Bullying: empatia intra-grupo ou hostilidade inter-grupo?

Bullying - perspectiva sociológicaEtimologicamente o termo bullying tem origem no século XVI, mas só recentemente ele foi empregado para designar processos de dominação (física, emocional, verbal, etc.) entre crianças e adolescentes em escolas. O conceito ganhou amplitude e este primeiro processo passou a ser denominado como “school bullying” ao mesmo tempo em que surgiram diversos outros tipos de bullyings: cyberbulling, workplace bullying, gay bullying, etc.

O ato de por em prática o bullying pode estar relacionado a alguns traços de personalidade relativamente bem estudados, por exemplo. Mas haveria uma perspectiva sociológica para o bullying?

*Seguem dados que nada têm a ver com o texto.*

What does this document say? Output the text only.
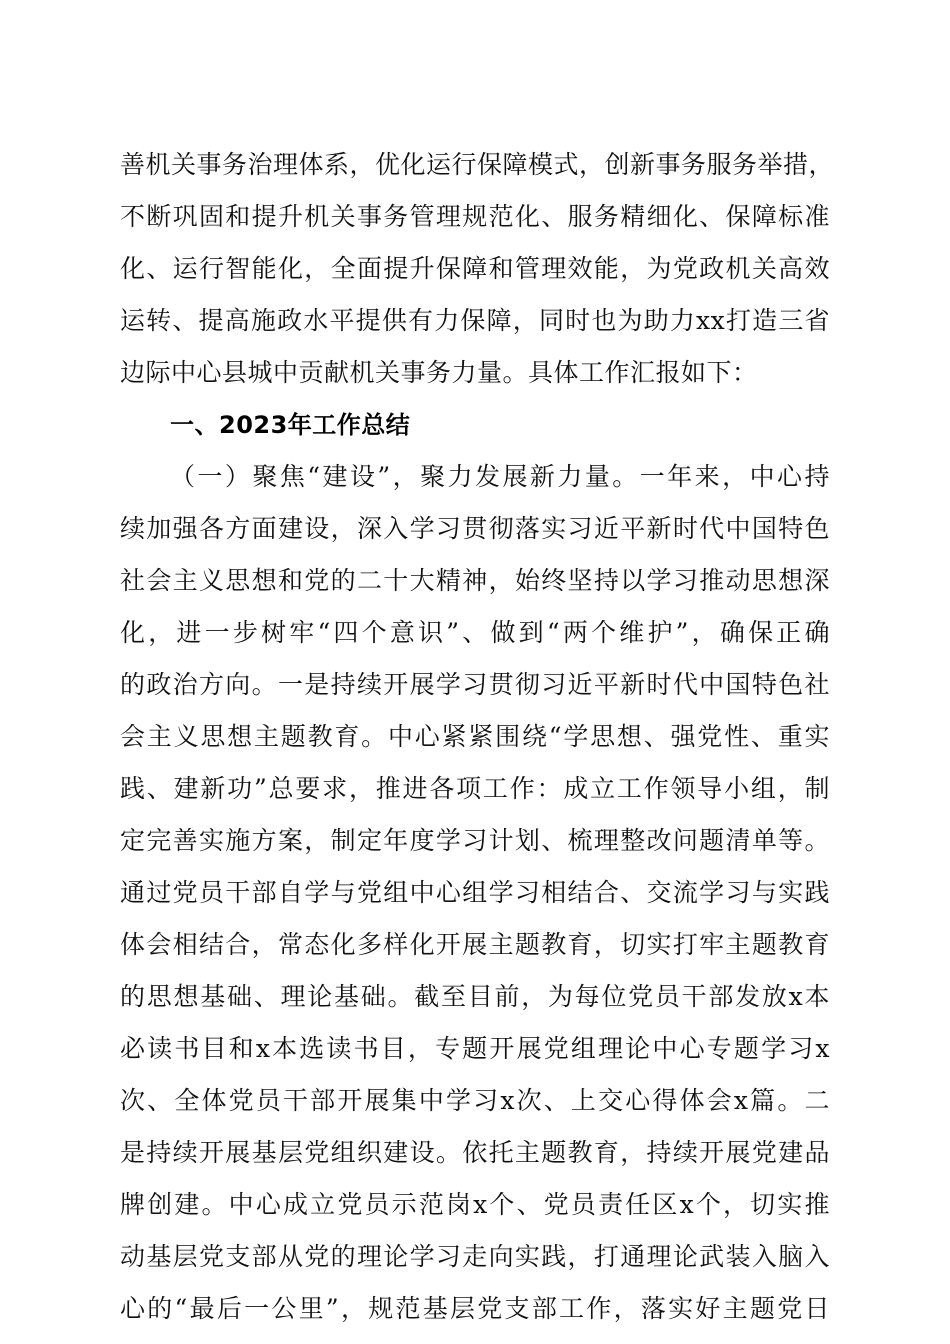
善机关事务治理体系，优化运行保障模式，创新事务服务举措，
不断巩固和提升机关事务管理规范化、服务精细化、保障标准
化、运行智能化，全面提升保障和管理效能，为党政机关高效
运转、提高施政水平提供有力保障，同时也为助力xx打造三省
边际中心县城中贡献机关事务力量。具体工作汇报如下：
一、2023年工作总结
（一）聚焦“建设”，聚力发展新力量。一年来，中心持
续加强各方面建设，深入学习贯彻落实习近平新时代中国特色
社会主义思想和党的二十大精神，始终坚持以学习推动思想深
化，进一步树牢“四个意识”、做到“两个维护”，确保正确
的政治方向。一是持续开展学习贯彻习近平新时代中国特色社
会主义思想主题教育。中心紧紧围绕“学思想、强党性、重实
践、建新功”总要求，推进各项工作：成立工作领导小组，制
定完善实施方案，制定年度学习计划、梳理整改问题清单等。
通过党员干部自学与党组中心组学习相结合、交流学习与实践
体会相结合，常态化多样化开展主题教育，切实打牢主题教育
的思想基础、理论基础。截至目前，为每位党员干部发放x本
必读书目和x本选读书目，专题开展党组理论中心专题学习x
次、全体党员干部开展集中学习x次、上交心得体会x篇。二
是持续开展基层党组织建设。依托主题教育，持续开展党建品
牌创建。中心成立党员示范岗x个、党员责任区x个，切实推
动基层党支部从党的理论学习走向实践，打通理论武装入脑入
心的“最后一公里”，规范基层党支部工作，落实好主题党日
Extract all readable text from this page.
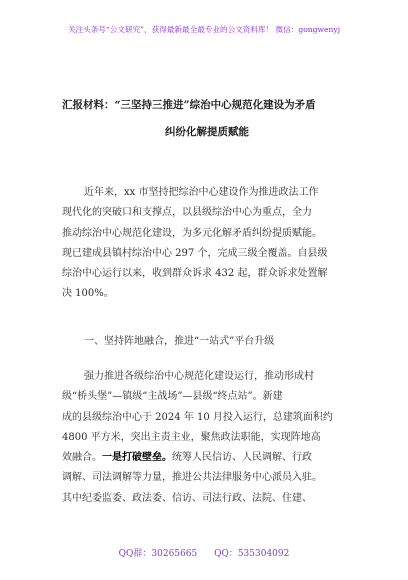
关注头条号“公文研究”，获得最新最全最专业的公文资料库！ 微信：gongwenyj
汇报材料：“三坚持三推进”综治中心规范化建设为矛盾
纠纷化解提质赋能
近年来，xx 市坚持把综治中心建设作为推进政法工作
现代化的突破口和支撑点，以县级综治中心为重点，全力
推动综治中心规范化建设，为多元化解矛盾纠纷提质赋能。
现已建成县镇村综治中心 297 个，完成三级全覆盖。自县级
综治中心运行以来，收到群众诉求 432 起，群众诉求处置解
决 100%。
一、坚持阵地融合，推进“一站式”平台升级
强力推进各级综治中心规范化建设运行，推动形成村
级“桥头堡”—镇级“主战场”—县级“终点站”。新建
成的县级综治中心于 2024 年 10 月投入运行，总建筑面积约
4800 平方米，突出主责主业，聚焦政法职能，实现阵地高
效融合。一是打破壁垒。统筹人民信访、人民调解、行政
调解、司法调解等力量，推进公共法律服务中心派员入驻。
其中纪委监委、政法委、信访、司法行政、法院、住建、
QQ群：30265665 QQ：535304092
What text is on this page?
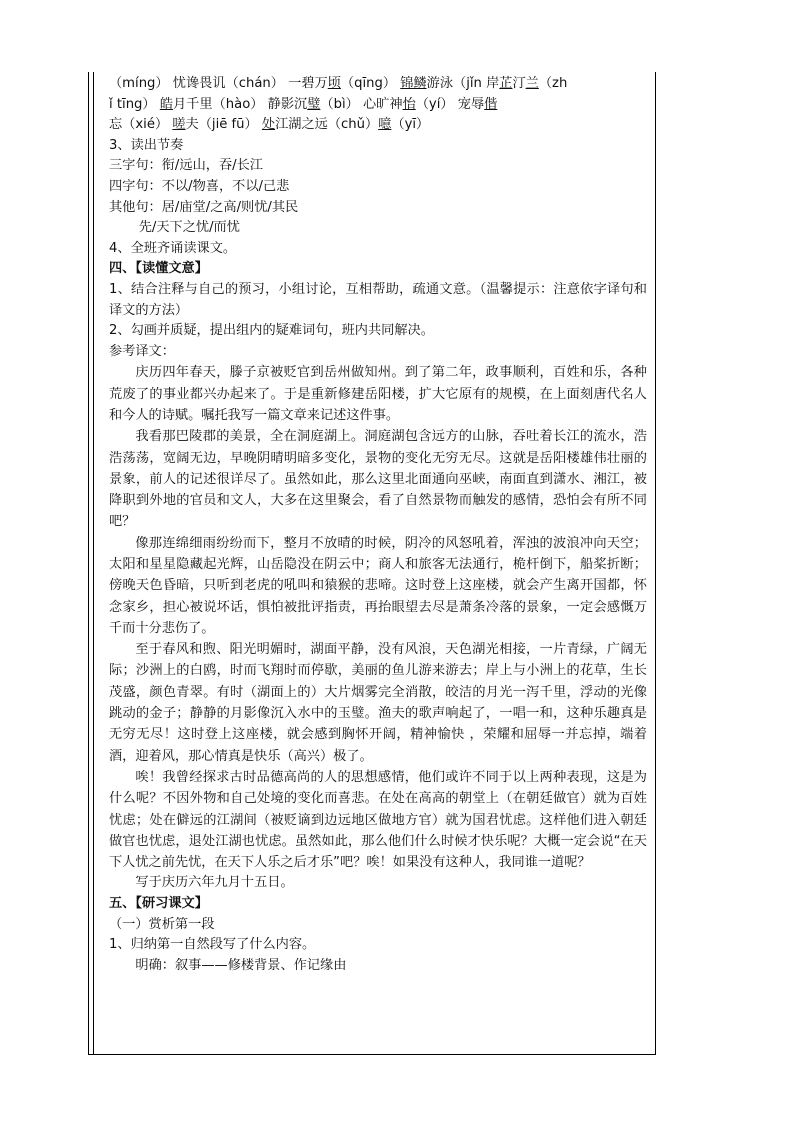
（míng） 忧谗畏讥（chán） 一碧万顷（qīng） 锦鳞游泳（jǐn 岸芷汀兰（zh
ǐ tīng） 皓月千里（hào） 静影沉璧（bì） 心旷神怡（yí） 宠辱偕
忘（xié） 嗟夫（jiē fū） 处江湖之远（chǔ）噫（yī）
3、读出节奏
三字句：衔/远山，吞/长江
四字句：不以/物喜，不以/己悲
其他句：居/庙堂/之高/则忧/其民
先/天下之忧/而忧
4、全班齐诵读课文。
四、【读懂文意】
1、结合注释与自己的预习，小组讨论，互相帮助，疏通文意。（温馨提示：注意依字译句和译文的方法）
2、勾画并质疑，提出组内的疑难词句，班内共同解决。
参考译文：
庆历四年春天，滕子京被贬官到岳州做知州。到了第二年，政事顺利，百姓和乐，各种荒废了的事业都兴办起来了。于是重新修建岳阳楼，扩大它原有的规模，在上面刻唐代名人和今人的诗赋。嘱托我写一篇文章来记述这件事。
我看那巴陵郡的美景，全在洞庭湖上。洞庭湖包含远方的山脉，吞吐着长江的流水，浩浩荡荡，宽阔无边，早晚阴晴明暗多变化，景物的变化无穷无尽。这就是岳阳楼雄伟壮丽的景象，前人的记述很详尽了。虽然如此，那么这里北面通向巫峡，南面直到潇水、湘江，被降职到外地的官员和文人，大多在这里聚会，看了自然景物而触发的感情，恐怕会有所不同吧？
像那连绵细雨纷纷而下，整月不放晴的时候，阴冷的风怒吼着，浑浊的波浪冲向天空；太阳和星星隐藏起光辉，山岳隐没在阴云中；商人和旅客无法通行，桅杆倒下，船桨折断；傍晚天色昏暗，只听到老虎的吼叫和猿猴的悲啼。这时登上这座楼，就会产生离开国都，怀念家乡，担心被说坏话，惧怕被批评指责，再抬眼望去尽是萧条冷落的景象，一定会感慨万千而十分悲伤了。
至于春风和煦、阳光明媚时，湖面平静，没有风浪，天色湖光相接，一片青绿，广阔无际；沙洲上的白鸥，时而飞翔时而停歇，美丽的鱼儿游来游去；岸上与小洲上的花草，生长茂盛，颜色青翠。有时（湖面上的）大片烟雾完全消散，皎洁的月光一泻千里，浮动的光像跳动的金子；静静的月影像沉入水中的玉璧。渔夫的歌声响起了，一唱一和，这种乐趣真是无穷无尽！这时登上这座楼，就会感到胸怀开阔，精神愉快 ，荣耀和屈辱一并忘掉，端着酒，迎着风，那心情真是快乐（高兴）极了。
唉！我曾经探求古时品德高尚的人的思想感情，他们或许不同于以上两种表现，这是为什么呢？不因外物和自己处境的变化而喜悲。在处在高高的朝堂上（在朝廷做官）就为百姓忧虑；处在僻远的江湖间（被贬谪到边远地区做地方官）就为国君忧虑。这样他们进入朝廷做官也忧虑，退处江湖也忧虑。虽然如此，那么他们什么时候才快乐呢？大概一定会说“在天下人忧之前先忧，在天下人乐之后才乐”吧？唉！如果没有这种人，我同谁一道呢？
写于庆历六年九月十五日。
五、【研习课文】
（一）赏析第一段
1、归纳第一自然段写了什么内容。
明确：叙事——修楼背景、作记缘由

Sob um olhar social, tem-se que o sentimento de unidade de um grupo está diametralmente ligado a sentimentos aversivos direcionados a quem não pertence a ele. Dito de uma outra maneira, “a exigência de guerra contra outsiders é o que gera a paz entre insiders (1)”. Ou seja, para que determinado grupo adquira um senso de identidade, ele deve direcionar sentimentos hostis ou de reprovação a grupos rivais. Assim, solidariedade intra-grupo e hostilidade inter-grupos estariam relacionados, sendo faces da mesma moeda. Seriam assim indissociáveis?

Alguns autores defendem que ambas as condições andam juntas. O ser humano evolutivamente abriu mão da utilização de seus caracteres mais físicos, que o permitiria subsistir individualmente, para viver em cooperação. “Como espécie nós evoluímos para confiar na cooperação ao invés da força (2)”. Um sistema de cooperação, no entanto, envolve confiança. E para que haja confiança mútua entre as pessoas faz-se necessário que se delimite com clareza determinado grupo de pessoas para depositar confiança (família, amigos de escola, amigos de infância, colegas de trabalho, etc.). Quanto menor o grupo maior a confiança, via de regra. E um dos mecanismos de se delimitar tais grupos é traçar limites claros entre insiders e outsiders; através, por exemplo, da caracterização negativa de outsiders.

Assim, transpondo este olhar social de grupos para grupos menores (como os amigos de escola e colegas de trabalho, por exemplo), podemos entender o bullying do ponto de vista da dinâmica de grupos como uma tentativa de assegurar certa identidade de grupo, utilizando para isso pessoas que são concebidas como “diferentes” ou dissidentes do grupo.

Em uma cultura massificada onde crises de identidade são mais comuns (3,4), este olhar sociológico explicaria em parte também porque vemos hoje uma “epidemia de bullying” (5), talvez em uma tentativa de dar mais consistência aos grupos.

 

1. Brewer, M. The psychology of prejudice: ingroup love or outgroup hate? Journal of Social Issues 1999, 55(3):429-444.

2. Sumner, WG. Folkways. New York: Ginn (1906).

3. Frosh, S. Identity crisis: modernity, psychoanalysis, and the self. Routledge (1991).

4. Hobsbawm, E. Globalisation, Democracy and Terrorism. Little, Brown (2007).

5. Spivak, H, Prothrow-Stith, D. The need to address bullying – An important component of violence prevention. JAMA 2001; 285(16):2131-2132.